Every month Local 21 would take $22.50 out of my checks. Although my original wage was $8.25 an hour, I would have to work a lot more just so I could make minimum wage after union dues. I realized that a non-union worker earning minimum wage makes the full $8.07 an hour, required by the state of Washington; on the other hand, a Local 21 worker would have to work 125 hours per month just to average $8.07 an hour, after the union fee.
The results may equal minimum wage but the hours to reach that point are too substantial. Plus, Q.F.C. wouldn’t let me work more than 30 hours a week. On a monthly rate, I couldn’t work more than 120 hours.
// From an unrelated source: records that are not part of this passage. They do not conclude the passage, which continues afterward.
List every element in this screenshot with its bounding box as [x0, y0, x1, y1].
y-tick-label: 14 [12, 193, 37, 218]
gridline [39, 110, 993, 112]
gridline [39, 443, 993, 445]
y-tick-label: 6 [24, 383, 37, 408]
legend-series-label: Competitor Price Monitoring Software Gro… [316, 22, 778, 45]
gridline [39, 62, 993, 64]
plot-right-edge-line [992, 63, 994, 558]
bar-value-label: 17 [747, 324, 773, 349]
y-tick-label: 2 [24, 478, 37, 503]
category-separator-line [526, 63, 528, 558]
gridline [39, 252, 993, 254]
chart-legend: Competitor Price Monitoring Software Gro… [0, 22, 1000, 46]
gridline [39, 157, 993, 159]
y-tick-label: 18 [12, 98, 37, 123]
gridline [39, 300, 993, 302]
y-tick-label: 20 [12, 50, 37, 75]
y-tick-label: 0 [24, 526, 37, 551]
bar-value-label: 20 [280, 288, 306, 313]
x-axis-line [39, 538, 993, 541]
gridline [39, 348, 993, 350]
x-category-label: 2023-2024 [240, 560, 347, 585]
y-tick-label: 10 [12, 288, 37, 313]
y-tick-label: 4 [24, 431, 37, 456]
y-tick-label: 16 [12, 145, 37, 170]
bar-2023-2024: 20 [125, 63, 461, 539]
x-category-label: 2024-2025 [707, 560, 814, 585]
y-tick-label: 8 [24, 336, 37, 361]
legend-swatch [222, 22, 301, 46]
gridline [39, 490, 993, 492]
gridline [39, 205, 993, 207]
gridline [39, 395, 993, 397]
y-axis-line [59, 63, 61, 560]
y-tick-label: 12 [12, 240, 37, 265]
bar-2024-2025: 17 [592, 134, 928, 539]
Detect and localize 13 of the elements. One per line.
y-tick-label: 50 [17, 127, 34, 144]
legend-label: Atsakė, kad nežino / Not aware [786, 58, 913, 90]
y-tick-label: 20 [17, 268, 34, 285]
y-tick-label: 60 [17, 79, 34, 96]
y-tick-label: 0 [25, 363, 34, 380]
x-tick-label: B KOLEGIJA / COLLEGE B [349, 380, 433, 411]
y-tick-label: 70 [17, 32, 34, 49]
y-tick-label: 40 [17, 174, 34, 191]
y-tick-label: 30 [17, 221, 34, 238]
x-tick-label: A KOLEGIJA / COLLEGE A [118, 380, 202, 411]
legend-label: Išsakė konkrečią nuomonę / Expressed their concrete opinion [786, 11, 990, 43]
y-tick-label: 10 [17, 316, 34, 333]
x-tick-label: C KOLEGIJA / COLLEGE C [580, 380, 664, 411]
If I had a maximum schedule, I would still be short five hours of making minimum wage. Therefore, as a Q.F.C. employee, it was impossible to make minimum wage. During my union days, Local 21 took two “initiation” fees ($75 apiece) from two of my checks. After one had been deducted the $75, my hourly wage amount added up to $3.67 per hour; and after my other check had been decreased from the “initiation” fee my hourly wage was a meek $0.17 per hour. I eventually quit my job; the reason was 100 percent Local 21.